Notice that for gradle I need to specify the exports using the forkOptions.jvmArgs instead of using -J. This is because gradle does not directly launch javac and spins up its own JVM instead. I also need to inform the compiler that it should fork using options.isFork. Now after jumping through all of those hoops we finally can load a java compiler plugin in gradle and run it.

Let’s actually write a plugin now

Now that we got over the hurdle of actually loading a compiler plugin on Java 21 the rest of this will be a fairly regular compiler plugin tutorial.

First we need to actually do some things in our init method. The init method gets called once per compile task, while your plugin is only loaded once per JVM. To finally execute some code for each file we need to first add a task listener.

// in your Plugin class
@Override
public void init(JavacTask task, String... args) {
    task.addTaskListener(new IntermediaryNameResolutionTask(task));
}

This task listener will then be called for each compilation unit (which corresponds to a file) at the beginning and end of each compilation phase.

public class IntermediaryNameResolutionTask implements TaskListener {

    final Context context;

    public IntermediaryNameResolutionTask(JavacTask task) {
        var basicTask = (BasicJavacTask) task;
        this.context = basicTask.getContext();
    }

    @Override
    public void finished(TaskEvent e) {
        // Called after a compilation phase is done with a file
        if (e.getKind() != TaskEvent.Kind.ENTER) return;
        if (e.getCompilationUnit() == null || e.getSourceFile() == null) return;
        e.getCompilationUnit().accept(new IntermediaryMethodReplacer(mappings, this), null);
    }
    @Override
    public void started(TaskEvent e) {
        // Called before a compilation phase processed a file
    }
}

There are a few things you should consider before choosing where to change the AST. After later phases the AST is typically more information dense and simplifying, but some things will be verified already.
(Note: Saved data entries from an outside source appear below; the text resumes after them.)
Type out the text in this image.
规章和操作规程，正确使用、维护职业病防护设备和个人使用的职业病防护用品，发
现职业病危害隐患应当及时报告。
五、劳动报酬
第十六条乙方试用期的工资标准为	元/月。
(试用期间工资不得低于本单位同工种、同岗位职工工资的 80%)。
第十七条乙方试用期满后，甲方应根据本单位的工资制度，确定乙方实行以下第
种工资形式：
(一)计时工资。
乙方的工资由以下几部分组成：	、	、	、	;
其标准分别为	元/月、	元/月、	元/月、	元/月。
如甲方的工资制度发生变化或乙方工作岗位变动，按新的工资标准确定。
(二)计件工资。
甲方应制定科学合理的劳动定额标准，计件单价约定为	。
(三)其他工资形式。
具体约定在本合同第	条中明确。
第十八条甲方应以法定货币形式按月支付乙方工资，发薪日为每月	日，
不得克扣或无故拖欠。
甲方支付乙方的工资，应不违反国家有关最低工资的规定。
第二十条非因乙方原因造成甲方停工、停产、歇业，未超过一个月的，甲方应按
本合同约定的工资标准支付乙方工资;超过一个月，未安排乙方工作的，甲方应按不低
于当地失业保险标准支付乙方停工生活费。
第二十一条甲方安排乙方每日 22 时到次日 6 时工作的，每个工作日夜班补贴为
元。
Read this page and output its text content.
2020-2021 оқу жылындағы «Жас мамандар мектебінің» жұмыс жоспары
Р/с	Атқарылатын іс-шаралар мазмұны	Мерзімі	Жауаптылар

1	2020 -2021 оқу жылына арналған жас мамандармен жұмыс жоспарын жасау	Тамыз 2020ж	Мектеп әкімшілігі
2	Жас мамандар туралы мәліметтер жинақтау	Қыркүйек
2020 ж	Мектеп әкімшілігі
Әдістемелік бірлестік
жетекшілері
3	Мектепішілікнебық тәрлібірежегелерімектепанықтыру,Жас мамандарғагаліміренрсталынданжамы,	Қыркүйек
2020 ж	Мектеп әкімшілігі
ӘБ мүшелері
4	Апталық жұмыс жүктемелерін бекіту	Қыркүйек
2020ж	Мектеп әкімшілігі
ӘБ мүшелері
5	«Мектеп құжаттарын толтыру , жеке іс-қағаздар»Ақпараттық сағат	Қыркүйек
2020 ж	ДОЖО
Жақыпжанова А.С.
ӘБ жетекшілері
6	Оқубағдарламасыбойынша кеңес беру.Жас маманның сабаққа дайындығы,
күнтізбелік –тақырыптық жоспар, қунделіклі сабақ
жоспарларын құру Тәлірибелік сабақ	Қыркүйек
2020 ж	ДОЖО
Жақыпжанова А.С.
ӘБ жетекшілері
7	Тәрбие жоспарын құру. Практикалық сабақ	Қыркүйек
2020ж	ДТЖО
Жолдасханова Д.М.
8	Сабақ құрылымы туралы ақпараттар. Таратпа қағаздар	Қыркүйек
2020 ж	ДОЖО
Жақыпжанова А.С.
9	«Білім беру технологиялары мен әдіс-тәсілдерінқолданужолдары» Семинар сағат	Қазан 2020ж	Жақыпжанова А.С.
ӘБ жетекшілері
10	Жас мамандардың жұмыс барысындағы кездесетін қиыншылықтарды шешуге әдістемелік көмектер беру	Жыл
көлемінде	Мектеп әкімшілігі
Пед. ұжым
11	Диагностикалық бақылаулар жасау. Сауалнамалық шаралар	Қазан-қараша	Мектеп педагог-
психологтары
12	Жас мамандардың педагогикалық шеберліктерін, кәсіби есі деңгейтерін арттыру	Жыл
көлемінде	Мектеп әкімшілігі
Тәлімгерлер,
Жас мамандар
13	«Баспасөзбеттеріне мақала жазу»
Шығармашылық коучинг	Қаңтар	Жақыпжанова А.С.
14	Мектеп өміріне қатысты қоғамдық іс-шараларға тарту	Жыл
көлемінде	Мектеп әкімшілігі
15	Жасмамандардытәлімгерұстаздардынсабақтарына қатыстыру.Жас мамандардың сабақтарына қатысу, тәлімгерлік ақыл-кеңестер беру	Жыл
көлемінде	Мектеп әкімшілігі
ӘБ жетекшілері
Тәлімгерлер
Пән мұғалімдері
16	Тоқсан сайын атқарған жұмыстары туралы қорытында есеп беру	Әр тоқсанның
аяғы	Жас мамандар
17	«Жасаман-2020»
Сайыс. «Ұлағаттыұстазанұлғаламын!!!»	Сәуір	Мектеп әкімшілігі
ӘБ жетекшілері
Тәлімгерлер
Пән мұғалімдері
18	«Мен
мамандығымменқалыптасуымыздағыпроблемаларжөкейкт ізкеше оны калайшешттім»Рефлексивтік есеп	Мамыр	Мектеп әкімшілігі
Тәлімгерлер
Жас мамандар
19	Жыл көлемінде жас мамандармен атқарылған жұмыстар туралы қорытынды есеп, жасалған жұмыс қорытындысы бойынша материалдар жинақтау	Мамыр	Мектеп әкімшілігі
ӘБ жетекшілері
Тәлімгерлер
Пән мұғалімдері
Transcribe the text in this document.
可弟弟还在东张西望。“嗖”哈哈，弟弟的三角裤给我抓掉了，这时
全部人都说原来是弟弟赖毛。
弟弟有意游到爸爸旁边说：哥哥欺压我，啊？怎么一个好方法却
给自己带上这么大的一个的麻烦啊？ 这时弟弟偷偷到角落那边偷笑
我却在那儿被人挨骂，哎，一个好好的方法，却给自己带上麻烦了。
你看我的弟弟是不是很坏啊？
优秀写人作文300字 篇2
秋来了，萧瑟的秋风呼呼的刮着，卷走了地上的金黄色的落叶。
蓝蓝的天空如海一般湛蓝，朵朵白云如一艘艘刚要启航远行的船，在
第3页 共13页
If your plugin does things that wouldn’t normally typecheck, then you might run into issues of the compilation failing before your modifications ever happen. Later phases also require to make your changes much more explicit since the AST transformations that would be done to normal Java code only occur in earlier phases. Generally i recommend sticking to after PARSE or ENTER. PARSE just contains a basic AST while ENTER contains some type information and name resolution through imports.

Finally you can either use a visitor pattern to analyze the AST (which is found inside of the compilation unit) or directly use the accessor methods for that compilation unit to look at files. Usually you will do a mix of both.